Since the massacre last week of three mothers and six children by suspected cartel gunmen, families have been streaming out of La Mora, a remote farming village in the state of Sonora, said Taylor Langford, a relative of the victims. He estimated that around 150 people had left the village, representing about 60% of the local residents.
Some of the members were leaving temporarily, others permanently, but almost all would return if security were better, said Langford, 27, who grew up in La Mora and now lives in Utah.
"It's devastating, it's a horrible feeling that our life's work, our life's savings can be taken from us like that," said Langford, who was raised in the community, which was built from the ground-up over three generations. "A lot of us are at the point where we'll leave it, we'll abandon it all for the safety of our families."

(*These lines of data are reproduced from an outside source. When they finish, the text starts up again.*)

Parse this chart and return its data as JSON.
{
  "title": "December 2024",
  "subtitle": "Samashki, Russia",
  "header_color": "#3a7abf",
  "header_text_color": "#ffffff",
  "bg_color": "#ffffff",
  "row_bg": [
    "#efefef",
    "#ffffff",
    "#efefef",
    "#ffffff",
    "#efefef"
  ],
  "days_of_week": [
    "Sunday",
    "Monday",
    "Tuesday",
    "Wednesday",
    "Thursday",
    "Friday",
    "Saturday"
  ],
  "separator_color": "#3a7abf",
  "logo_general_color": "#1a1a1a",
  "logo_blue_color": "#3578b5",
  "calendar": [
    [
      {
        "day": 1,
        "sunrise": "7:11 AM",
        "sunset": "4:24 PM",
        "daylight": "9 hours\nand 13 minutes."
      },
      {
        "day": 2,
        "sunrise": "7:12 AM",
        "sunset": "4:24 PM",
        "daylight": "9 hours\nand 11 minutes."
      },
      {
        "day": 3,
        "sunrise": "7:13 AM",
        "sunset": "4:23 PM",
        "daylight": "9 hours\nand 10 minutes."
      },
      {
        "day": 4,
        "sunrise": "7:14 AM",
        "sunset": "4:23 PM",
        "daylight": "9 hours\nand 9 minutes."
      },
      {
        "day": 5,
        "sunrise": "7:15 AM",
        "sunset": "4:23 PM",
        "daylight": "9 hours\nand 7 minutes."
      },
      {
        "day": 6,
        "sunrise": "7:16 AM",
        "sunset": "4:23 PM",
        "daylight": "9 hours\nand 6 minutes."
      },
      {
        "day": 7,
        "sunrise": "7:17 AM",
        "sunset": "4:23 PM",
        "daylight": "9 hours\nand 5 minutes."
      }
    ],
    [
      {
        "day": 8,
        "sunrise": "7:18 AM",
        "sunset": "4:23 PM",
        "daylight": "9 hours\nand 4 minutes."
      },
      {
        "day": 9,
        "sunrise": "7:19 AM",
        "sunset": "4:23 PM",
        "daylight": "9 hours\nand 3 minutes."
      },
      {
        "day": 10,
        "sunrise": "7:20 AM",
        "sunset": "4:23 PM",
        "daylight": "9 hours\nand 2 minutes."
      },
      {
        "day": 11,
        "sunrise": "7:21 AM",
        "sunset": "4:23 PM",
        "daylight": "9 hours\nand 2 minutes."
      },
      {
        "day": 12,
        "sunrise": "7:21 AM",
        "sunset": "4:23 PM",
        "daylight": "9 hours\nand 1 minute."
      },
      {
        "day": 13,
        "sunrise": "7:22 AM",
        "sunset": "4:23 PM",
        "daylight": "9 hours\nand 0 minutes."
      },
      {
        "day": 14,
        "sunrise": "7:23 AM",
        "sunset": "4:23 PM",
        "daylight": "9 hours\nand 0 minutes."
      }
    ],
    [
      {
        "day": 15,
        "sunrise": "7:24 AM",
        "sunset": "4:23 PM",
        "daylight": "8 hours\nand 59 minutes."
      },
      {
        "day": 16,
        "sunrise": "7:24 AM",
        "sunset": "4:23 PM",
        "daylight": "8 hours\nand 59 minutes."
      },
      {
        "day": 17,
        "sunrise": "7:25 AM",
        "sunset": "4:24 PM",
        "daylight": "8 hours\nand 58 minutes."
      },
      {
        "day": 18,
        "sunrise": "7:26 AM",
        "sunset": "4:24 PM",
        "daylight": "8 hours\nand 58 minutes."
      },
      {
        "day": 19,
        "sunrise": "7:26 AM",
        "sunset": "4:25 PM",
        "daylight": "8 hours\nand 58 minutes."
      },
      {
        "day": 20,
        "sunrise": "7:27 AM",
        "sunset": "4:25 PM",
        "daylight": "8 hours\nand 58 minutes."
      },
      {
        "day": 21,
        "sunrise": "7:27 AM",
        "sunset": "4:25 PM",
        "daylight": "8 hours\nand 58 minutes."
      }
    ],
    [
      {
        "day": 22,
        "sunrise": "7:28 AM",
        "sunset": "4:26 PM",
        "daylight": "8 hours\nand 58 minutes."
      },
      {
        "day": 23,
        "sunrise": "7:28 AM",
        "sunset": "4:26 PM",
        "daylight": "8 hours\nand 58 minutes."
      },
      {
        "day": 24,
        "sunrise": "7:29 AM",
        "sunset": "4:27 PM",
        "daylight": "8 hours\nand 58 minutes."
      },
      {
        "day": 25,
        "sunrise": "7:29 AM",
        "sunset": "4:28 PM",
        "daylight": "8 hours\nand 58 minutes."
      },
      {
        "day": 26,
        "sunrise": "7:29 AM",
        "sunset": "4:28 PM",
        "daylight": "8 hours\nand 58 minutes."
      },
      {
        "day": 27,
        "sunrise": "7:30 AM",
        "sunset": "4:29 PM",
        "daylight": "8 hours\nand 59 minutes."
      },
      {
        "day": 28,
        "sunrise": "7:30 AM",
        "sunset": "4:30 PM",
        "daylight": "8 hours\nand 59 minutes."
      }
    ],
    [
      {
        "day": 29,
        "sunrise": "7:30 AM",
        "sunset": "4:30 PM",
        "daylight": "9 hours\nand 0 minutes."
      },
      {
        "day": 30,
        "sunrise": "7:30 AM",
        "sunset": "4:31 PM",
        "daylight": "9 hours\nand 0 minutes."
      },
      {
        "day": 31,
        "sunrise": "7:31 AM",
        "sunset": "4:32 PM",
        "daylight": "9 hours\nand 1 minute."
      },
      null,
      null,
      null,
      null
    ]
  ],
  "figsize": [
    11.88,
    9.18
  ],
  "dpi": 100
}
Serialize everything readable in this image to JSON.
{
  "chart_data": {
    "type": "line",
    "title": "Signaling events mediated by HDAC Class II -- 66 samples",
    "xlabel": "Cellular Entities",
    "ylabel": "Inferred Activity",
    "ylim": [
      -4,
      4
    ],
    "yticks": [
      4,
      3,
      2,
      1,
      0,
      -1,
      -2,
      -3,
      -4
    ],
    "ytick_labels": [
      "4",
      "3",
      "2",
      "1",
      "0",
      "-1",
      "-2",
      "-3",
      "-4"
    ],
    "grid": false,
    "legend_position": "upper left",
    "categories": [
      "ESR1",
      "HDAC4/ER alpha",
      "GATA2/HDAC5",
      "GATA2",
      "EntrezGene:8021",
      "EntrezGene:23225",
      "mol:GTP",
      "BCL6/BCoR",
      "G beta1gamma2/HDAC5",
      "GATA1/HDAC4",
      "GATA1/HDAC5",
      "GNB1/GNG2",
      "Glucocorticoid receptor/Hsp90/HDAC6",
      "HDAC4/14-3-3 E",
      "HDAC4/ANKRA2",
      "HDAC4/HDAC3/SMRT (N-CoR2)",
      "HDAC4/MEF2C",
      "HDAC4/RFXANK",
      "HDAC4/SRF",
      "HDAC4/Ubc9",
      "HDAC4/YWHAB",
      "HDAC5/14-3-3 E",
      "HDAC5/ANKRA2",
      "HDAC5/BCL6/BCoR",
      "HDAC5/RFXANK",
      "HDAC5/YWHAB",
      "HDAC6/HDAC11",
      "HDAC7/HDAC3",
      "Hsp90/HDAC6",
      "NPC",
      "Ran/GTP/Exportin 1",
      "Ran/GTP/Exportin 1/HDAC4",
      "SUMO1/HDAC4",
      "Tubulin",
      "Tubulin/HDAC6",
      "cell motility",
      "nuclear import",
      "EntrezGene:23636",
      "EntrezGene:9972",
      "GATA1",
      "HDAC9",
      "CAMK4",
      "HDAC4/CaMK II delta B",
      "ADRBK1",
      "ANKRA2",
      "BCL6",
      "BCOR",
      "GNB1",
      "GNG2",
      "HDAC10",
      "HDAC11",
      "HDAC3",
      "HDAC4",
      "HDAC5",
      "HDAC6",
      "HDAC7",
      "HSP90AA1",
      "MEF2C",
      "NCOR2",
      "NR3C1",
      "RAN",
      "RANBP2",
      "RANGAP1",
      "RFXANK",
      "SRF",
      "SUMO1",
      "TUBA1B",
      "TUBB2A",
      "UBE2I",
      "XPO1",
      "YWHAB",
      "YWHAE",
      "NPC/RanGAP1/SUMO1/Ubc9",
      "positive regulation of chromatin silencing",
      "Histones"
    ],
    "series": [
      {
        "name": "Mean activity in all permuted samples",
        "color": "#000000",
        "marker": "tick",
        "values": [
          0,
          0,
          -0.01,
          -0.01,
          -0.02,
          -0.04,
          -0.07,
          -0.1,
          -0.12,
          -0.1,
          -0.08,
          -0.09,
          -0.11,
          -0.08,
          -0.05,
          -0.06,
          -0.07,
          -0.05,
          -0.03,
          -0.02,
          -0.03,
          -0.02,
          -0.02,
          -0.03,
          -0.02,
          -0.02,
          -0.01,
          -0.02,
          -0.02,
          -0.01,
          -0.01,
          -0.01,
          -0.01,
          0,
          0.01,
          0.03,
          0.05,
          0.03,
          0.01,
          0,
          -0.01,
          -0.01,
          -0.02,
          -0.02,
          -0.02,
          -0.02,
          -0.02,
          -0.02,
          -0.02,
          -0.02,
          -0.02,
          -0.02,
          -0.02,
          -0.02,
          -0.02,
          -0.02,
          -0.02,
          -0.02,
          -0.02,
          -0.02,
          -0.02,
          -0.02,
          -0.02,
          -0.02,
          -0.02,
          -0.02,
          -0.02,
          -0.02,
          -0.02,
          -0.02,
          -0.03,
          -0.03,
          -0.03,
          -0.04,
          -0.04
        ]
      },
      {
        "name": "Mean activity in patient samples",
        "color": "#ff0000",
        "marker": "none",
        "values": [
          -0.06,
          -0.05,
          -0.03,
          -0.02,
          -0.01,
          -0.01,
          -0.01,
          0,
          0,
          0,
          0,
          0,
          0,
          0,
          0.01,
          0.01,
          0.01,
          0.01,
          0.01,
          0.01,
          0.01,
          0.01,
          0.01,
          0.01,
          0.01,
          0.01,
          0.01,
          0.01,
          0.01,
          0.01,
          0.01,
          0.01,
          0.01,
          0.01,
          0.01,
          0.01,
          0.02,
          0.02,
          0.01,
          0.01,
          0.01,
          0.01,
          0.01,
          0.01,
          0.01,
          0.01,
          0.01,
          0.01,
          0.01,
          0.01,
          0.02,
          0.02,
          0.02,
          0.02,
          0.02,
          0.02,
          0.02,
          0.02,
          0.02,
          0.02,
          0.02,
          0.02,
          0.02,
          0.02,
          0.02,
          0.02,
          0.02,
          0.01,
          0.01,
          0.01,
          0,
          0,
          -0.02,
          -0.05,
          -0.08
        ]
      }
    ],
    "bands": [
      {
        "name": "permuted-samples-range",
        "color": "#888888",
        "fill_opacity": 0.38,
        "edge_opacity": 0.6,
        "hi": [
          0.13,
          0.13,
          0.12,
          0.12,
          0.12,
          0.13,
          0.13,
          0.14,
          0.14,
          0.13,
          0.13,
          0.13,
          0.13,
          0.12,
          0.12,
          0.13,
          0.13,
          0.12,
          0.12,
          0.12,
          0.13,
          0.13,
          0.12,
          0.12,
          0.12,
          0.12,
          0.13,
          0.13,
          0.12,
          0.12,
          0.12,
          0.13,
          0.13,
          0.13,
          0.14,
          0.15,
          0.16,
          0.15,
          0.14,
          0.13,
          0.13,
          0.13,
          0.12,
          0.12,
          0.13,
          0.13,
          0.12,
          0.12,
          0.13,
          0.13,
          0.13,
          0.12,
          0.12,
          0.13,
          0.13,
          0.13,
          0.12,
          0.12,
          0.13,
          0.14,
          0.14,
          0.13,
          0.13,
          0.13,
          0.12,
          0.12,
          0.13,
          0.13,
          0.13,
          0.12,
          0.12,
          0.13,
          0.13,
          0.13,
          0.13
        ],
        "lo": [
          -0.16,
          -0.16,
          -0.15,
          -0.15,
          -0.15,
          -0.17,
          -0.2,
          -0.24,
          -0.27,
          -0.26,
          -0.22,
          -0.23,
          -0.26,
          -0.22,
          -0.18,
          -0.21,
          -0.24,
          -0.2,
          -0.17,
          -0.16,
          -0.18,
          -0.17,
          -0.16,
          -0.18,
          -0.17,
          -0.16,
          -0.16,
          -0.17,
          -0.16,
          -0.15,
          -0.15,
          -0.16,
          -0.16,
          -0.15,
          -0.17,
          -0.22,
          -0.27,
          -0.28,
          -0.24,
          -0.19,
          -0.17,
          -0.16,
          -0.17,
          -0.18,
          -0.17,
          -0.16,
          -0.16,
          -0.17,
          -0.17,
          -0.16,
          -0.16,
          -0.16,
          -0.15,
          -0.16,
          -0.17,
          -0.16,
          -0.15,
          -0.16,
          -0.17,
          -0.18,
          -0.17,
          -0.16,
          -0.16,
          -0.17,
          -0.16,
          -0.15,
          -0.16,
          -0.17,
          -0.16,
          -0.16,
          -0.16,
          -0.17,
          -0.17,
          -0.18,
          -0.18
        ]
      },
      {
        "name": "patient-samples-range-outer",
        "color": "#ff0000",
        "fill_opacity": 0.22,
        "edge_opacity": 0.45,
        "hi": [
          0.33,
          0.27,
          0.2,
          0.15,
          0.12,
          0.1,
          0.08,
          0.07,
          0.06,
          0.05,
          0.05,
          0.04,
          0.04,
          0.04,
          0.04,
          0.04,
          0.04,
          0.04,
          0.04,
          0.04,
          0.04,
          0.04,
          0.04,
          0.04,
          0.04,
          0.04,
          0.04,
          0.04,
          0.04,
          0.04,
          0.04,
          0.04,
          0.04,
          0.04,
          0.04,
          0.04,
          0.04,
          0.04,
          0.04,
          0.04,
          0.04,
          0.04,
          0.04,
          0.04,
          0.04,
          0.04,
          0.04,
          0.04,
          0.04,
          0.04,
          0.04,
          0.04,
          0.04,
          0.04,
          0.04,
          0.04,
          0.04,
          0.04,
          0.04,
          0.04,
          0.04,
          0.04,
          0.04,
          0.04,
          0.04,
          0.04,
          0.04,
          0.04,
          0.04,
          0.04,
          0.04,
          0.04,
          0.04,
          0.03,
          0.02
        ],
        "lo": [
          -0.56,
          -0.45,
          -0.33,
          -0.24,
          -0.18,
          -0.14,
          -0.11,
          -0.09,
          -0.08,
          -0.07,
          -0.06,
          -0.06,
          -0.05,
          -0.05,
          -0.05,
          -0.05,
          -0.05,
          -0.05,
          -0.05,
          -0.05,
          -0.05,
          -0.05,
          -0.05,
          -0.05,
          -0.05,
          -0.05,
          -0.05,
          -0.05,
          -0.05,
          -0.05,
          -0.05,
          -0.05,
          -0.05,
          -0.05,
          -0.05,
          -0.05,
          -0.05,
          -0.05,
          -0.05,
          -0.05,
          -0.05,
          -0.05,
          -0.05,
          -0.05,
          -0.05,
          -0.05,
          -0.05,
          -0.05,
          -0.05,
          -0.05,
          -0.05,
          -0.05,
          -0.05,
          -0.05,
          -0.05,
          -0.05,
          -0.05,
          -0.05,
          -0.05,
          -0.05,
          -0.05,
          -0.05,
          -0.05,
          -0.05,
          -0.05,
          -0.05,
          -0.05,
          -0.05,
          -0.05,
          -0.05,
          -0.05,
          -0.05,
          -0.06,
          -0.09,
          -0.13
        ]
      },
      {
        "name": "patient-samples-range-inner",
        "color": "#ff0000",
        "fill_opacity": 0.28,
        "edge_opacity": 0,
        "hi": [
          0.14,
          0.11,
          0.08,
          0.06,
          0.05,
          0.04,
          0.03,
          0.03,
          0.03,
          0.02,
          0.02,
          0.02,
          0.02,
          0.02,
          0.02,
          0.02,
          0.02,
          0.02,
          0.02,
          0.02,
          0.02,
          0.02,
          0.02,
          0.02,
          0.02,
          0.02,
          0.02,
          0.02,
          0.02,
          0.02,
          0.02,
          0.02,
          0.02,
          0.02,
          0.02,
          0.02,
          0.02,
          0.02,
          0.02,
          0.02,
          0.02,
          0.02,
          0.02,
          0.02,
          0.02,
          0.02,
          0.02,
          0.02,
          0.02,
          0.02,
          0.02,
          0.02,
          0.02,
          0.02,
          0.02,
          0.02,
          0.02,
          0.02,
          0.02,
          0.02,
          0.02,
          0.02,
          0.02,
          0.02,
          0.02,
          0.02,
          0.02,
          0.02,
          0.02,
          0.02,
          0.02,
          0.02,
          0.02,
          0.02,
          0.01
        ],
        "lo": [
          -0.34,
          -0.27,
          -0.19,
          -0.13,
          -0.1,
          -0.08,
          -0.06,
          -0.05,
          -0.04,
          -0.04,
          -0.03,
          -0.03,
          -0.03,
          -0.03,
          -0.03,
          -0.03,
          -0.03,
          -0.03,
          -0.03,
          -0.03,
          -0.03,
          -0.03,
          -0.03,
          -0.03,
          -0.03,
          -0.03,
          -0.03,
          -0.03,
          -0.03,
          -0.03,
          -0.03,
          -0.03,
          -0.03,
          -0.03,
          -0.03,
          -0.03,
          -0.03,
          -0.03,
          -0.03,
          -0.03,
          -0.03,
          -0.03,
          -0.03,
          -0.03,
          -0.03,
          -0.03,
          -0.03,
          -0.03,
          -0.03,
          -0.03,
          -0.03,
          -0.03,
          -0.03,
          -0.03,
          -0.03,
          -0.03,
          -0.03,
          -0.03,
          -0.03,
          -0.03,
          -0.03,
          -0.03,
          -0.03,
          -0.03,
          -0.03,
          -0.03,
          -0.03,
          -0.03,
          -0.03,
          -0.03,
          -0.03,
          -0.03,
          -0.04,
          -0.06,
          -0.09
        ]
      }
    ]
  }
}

The women and children were killed after coming under fire on a remote dirt road east of La Mora, which lies 80 miles (130 km) south of the U.S.-Mexico border, as they drove in three vehicles toward the neighboring state of Chihuahua.
Three Mexicans who work with families in La Mora said only four of the community's 34 homes remain occupied.
Those who left are staying in the United States with family and friends or in a few cases, second homes.
Howard Miller, husband of Rhonita Miller LeBaron, one of the mothers killed in the attack, headed to North Dakota to be with family there, according to Rhonita's father, Adrian LeBaron.
Langford said his family has a strong presence in both the Phoenix area of Arizona and around Salt Lake City, Utah.
Some leaving La Mora are going to Colonia LeBaron, a larger community with more resources and security in neighboring Chihuahua state, said Julian LeBaron, a relative of the victims.
After the massacre, U.S. President Donald Trump offered Mexico help in wiping out drug gangs. Mexico accepted, asking the Federal Bureau of Investigation to assist with the probe.
When asked about reports that a convoy of several dozen FBI vehicles had entered Mexico, Foreign Minister Marcelo Ebrard told a news conference that some experts were working in ballistics, and others were likely at work on other aspects of the case.
Ebrard said Mexico turned to the FBI due the victims' dual citizenship. The cooperation is also an opportunity for Mexico to check the origin of the guns used in the attack, he said.
The U.S. agents must work in tandem with their Mexican counterparts and will not be armed.